La historia de la humanidad es la historia de la lucha contra la pesadez. Esta contienda tenaz, encarnizada y heroica, comenzó en el mismo instante en que el primer orangután se descolgó suavemente de los árboles, perdió el rabo y comenzó a caminar erguido sobre la superficie de la tierra. En una mano empuñaba una piedra, que lo mismo le servía para romper un coco o para espantar a las hienas; en la otra, un palo largo y puntiagudo con el que se rascaba la piel acribillada por los piojos. Sus gruñidos comenzaban a ser substituidos por torpes balbuceos que después se convertirían en palabras.
Desde entonces, el homo sapiens vive bajo la opresión, el menoscabo, la tortura y el hostigamiento de los pesados. En esa lucha desigual, que ya dura insoportables milenios, casi siempre mordió el doloroso polvo de la derrota. Pocas veces el mezquino azar o la ciega temeridad le permitieron entonar el himno enronquecido de la victoria.
¿De qué estamos hablando? De ese aterrador alud de plomazos, malhumorados, pesados, antipáticos, pichados, agrios, coléricos, intratables, boludos, pelmazos, tilingos, secos, imbancables, iracundos, malavueltas, aburridos, esquinados, huraños, cabrones, resabiados, asténicos, pelotudos, cargosos, inaguantables, ceñudos, filos de sartén, insípidos, estreñidos, neuróticos, coñazos, odiosos, pendejos, tediosos, resentidos, inoportunos, monótonos, avinagrados, repelentes, insoportables y esquizofrénicos que se ocupan, como si fuese una irrenunciable misión sagrada, de complicarnos la vida y escamotearnos el aire, la luz, la paz y la alegría de vivir.
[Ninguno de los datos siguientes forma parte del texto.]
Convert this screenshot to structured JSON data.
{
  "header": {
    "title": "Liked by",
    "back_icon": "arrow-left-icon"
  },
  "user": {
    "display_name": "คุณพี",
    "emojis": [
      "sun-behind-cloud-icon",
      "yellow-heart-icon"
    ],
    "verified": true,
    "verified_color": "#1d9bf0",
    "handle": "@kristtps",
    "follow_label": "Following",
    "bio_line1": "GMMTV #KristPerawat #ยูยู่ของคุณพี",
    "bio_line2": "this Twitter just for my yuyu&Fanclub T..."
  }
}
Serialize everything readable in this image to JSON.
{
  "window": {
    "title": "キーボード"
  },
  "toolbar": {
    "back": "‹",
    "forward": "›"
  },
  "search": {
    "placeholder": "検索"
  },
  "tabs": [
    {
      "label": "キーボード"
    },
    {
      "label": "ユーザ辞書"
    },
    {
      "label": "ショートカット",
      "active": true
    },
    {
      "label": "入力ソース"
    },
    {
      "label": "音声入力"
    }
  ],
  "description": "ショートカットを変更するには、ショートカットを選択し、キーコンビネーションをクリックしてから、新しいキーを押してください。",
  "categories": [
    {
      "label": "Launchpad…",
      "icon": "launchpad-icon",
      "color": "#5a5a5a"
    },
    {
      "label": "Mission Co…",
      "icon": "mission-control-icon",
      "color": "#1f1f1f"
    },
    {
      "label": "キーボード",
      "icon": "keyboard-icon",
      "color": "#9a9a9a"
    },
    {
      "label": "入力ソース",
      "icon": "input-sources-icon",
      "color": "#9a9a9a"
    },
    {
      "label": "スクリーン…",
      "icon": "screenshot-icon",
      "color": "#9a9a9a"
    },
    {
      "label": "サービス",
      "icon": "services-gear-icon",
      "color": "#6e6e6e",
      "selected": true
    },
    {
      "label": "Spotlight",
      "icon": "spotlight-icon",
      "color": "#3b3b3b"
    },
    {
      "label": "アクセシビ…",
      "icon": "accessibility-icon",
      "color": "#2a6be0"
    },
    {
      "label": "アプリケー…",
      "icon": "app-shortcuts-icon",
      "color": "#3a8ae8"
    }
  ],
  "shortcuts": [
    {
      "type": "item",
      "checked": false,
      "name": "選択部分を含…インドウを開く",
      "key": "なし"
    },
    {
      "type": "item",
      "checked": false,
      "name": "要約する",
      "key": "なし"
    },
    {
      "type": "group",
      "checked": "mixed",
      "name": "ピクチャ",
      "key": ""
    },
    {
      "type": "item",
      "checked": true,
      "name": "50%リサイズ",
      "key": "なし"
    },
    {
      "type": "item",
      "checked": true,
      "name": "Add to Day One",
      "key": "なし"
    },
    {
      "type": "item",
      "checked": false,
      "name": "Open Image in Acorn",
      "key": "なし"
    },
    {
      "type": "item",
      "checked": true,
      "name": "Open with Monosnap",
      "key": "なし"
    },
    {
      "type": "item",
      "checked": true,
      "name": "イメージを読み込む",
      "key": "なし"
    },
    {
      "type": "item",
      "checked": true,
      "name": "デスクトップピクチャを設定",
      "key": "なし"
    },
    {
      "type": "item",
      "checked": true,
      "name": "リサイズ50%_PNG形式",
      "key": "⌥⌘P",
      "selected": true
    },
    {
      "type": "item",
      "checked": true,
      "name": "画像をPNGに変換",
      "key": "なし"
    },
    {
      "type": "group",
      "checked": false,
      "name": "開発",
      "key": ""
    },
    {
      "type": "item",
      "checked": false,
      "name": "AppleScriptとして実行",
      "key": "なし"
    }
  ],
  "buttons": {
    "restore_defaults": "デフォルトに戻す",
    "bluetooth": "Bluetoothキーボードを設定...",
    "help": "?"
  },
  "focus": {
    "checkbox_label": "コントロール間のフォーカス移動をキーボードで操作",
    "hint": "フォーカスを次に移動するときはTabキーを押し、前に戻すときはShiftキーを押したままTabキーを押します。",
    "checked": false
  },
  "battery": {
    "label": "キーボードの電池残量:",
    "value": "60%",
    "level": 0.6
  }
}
Todos ellos constituyen el objeto de un conocimiento que, de adquirir rango científico, recibiría el pomposo nombre de Pesadología.
¿Cómo denominar a esta especie tan extensa como dañina? Cada pueblo inventa una palabra para denostarla y atraer sobre ella la repulsa colectiva. En el Brasil, al pesado lo llaman chato; En el Río de la Plata, y en buena parte de América, la denominación más usada es la de pesado o plomo. Pero no son las únicas. Existen, naturalmente, las variantes locales, que pueden ser infinitas. Por ejemplo, en Venezuela, la voz es ladilla. En el Paraguay se emplea una palabra muy curiosa: argel. Igual que en los demás países, argel es un estigma y como tal debemos tomarlo. Identifica a estas malignas alimañas y concita contra ellas el temor y la precaución.
A PATA DE BUEN CABALLO
Como las plantas y los animales, las palabras también tienen su genealogía, a veces con raíces venerables y remotas. Argel es un buen ejemplo de ello. Para comprenderla, debemos mirar hacia atrás y remontar la oscura corriente de los siglos. Retornemos a las guerras que libraron, durante siglos, los reyes católicos contra la España musulmana, para recuperar los territorios que ésta les había arrebatado. Fue entonces cuando los guerreros castellanos comenzaron a capturar los famosos caballos, pequeños y veloces, sobre los cuales los árabes habían invadido triunfalmente la península. Entre estos animales había algunos muy ariscos, que se complacían en arrojar al suelo a los jinetes desprevenidos. Los distinguía el color: eran de pelaje oscuro y tenían una o varias patas blancas. Fue apropiado llamarlos argeles, porque se suponía que su origen era el otro lado del estrecho de Gibraltar.
¿Cómo llegó la palabra al Paraguay? En los bergantines que el adelantado Pedro de Mendoza, desesperado por las llagas que le comían el cuerpo y por la miseria que le roía la bolsa, lanzó aguas arriba a explorar las desconocidas entrañas de América. Los que se embarcaron eran soldados de fortuna, marinos y aventureros. Fueron ellos los que comenzaron a masticar esta palabra reacia y maligna. En el itinerario, exploraron las aguas de un río al que llamaron el Mar Dulce, y se internaron después hacia el Norte remontando una corriente de aguas barrosas y pasos traicioneros. En el trayecto encontraron una bahía de aguas mansas, cubierta por una ondulante alfombra de camalotes. Bajo las hojas flotantes acechaban los caimanes, cuyos ojos brillaban rojos y siniestros a la luz de las fogatas nocturnas. En las colinas abundaba la caza. Los indígenas cultivaban la tierra, a la arrancaban la mandioca amarga, el poroto y el maíz. Era el sitio ideal para anclar los bergantines y cargar bastimentos para el largo trayecto posterior. En ese lugar, mirando hacia la bahía, los recién llegados construyeron un fuerte, apoyado sobre el barranco. Era el año 1537.